Complicated Feelings about Kanye Disclaimer:
When I was discussing the idea behind this little project, a friend of mine reminded me of something important: Kanye’s character isn’t something the listener can edit out. There’s no changing this guy, no charitable interpretation of what he does that doesn’t make him look like a tool, no way of looking at the absolutely ridiculous bullshit he says about Trump and slavery and his own family that doesn’t scan as offensive. Kanye is Kanye. I say this as a fan: he needs an editor, desperately.
As a listener and a curator, I can’t edit out the offensive bullshit he says because that’s core to who he is. So it’s right up front in “No Mistakes” and “Yikes”, and then again later in “Violent Crimes”, among others. Kanye (and Nas) say some absolute hot garbage over the course of this playlist.

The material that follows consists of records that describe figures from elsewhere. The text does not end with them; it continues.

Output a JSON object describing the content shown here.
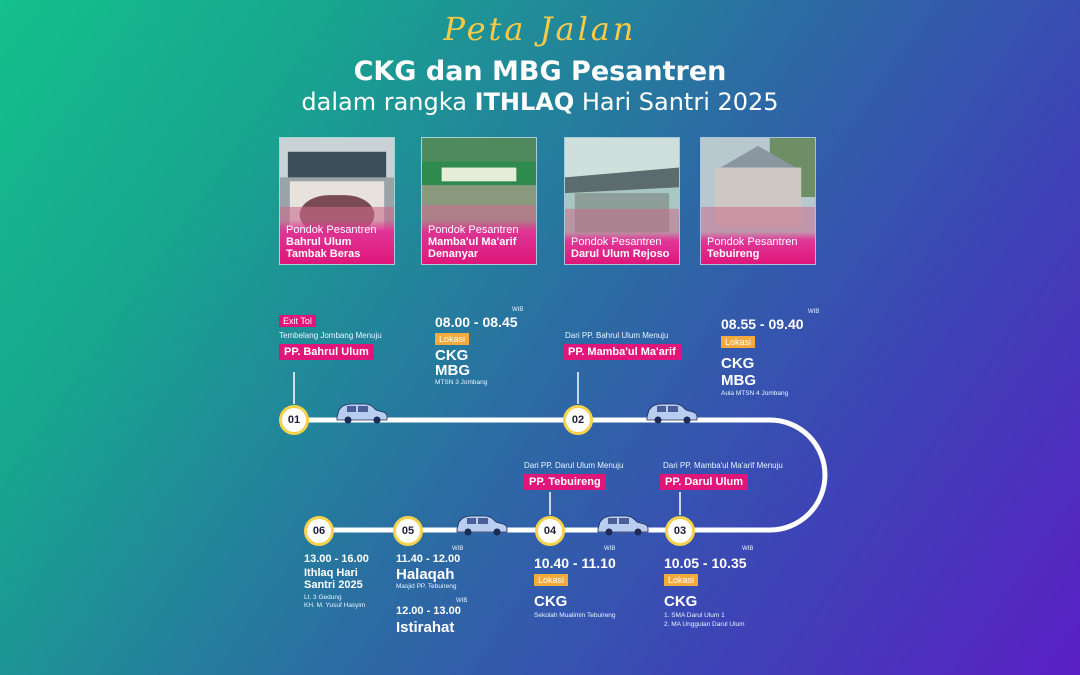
{
  "header": {
    "script_title": "Peta Jalan",
    "main_title": "CKG dan MBG Pesantren",
    "sub_prefix": "dalam rangka ",
    "sub_bold": "ITHLAQ",
    "sub_suffix": " Hari Santri 2025"
  },
  "cards": [
    {
      "line1": "Pondok Pesantren",
      "line2": "Bahrul Ulum",
      "line3": "Tambak Beras"
    },
    {
      "line1": "Pondok Pesantren",
      "line2": "Mamba'ul Ma'arif",
      "line3": "Denanyar"
    },
    {
      "line1": "Pondok Pesantren",
      "line2": "Darul Ulum Rejoso",
      "line3": ""
    },
    {
      "line1": "Pondok Pesantren",
      "line2": "Tebuireng",
      "line3": ""
    }
  ],
  "nodes": [
    "01",
    "02",
    "03",
    "04",
    "05",
    "06"
  ],
  "stop1": {
    "exit": "Exit Tol",
    "route": "Tembelang Jombang Menuju",
    "dest": "PP. Bahrul Ulum"
  },
  "event1": {
    "wib": "WIB",
    "time": "08.00 - 08.45",
    "loc": "Lokasi",
    "a": "CKG",
    "b": "MBG",
    "place": "MTSN 3 Jombang"
  },
  "stop2": {
    "route": "Dari PP. Bahrul Ulum Menuju",
    "dest": "PP. Mamba'ul Ma'arif"
  },
  "event2": {
    "wib": "WIB",
    "time": "08.55 - 09.40",
    "loc": "Lokasi",
    "a": "CKG",
    "b": "MBG",
    "place": "Aula MTSN 4 Jombang"
  },
  "stop3": {
    "route": "Dari PP. Mamba'ul Ma'arif Menuju",
    "dest": "PP. Darul Ulum"
  },
  "event3": {
    "wib": "WIB",
    "time": "10.05 - 10.35",
    "loc": "Lokasi",
    "a": "CKG",
    "place1": "1. SMA Darul Ulum 1",
    "place2": "2. MA Unggulan Darul Ulum"
  },
  "stop4": {
    "route": "Dari PP. Darul Ulum Menuju",
    "dest": "PP. Tebuireng"
  },
  "event4": {
    "wib": "WIB",
    "time": "10.40 - 11.10",
    "loc": "Lokasi",
    "a": "CKG",
    "place": "Sekolah Mualimin Tebuireng"
  },
  "event5": {
    "wib": "WIB",
    "time": "11.40 - 12.00",
    "title": "Halaqah",
    "place": "Masjid PP. Tebuireng",
    "wib2": "WIB",
    "time2": "12.00 - 13.00",
    "title2": "Istirahat"
  },
  "event6": {
    "time": "13.00 - 16.00",
    "title1": "Ithlaq Hari",
    "title2": "Santri 2025",
    "place1": "Lt. 3 Gedung",
    "place2": "KH. M. Yusuf Hasyim"
  },
  "colors": {
    "accent_pink": "#e0167a",
    "accent_orange": "#f4a93b",
    "script_gold": "#f7c948"
  }
}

Please don’t this as an endorsement of his trash opinions on politics (“Yikes”), women (“Violent Crimes”), his wife (“Wouldn’t Leave”) or the many other topics that maybe he shouldn’t be commenting on. It’s dishonest to ignore that stuff because it’s central to his music and to the Wyoming Sessions, but I don’t love including it either. Watching Kanye closely is disagreeing with Kanye constantly: prepare to do so. And maybe google anything Nas has to say about vaccines. Have fun!
And please, vote for a candidate that’s qualified for the job this time.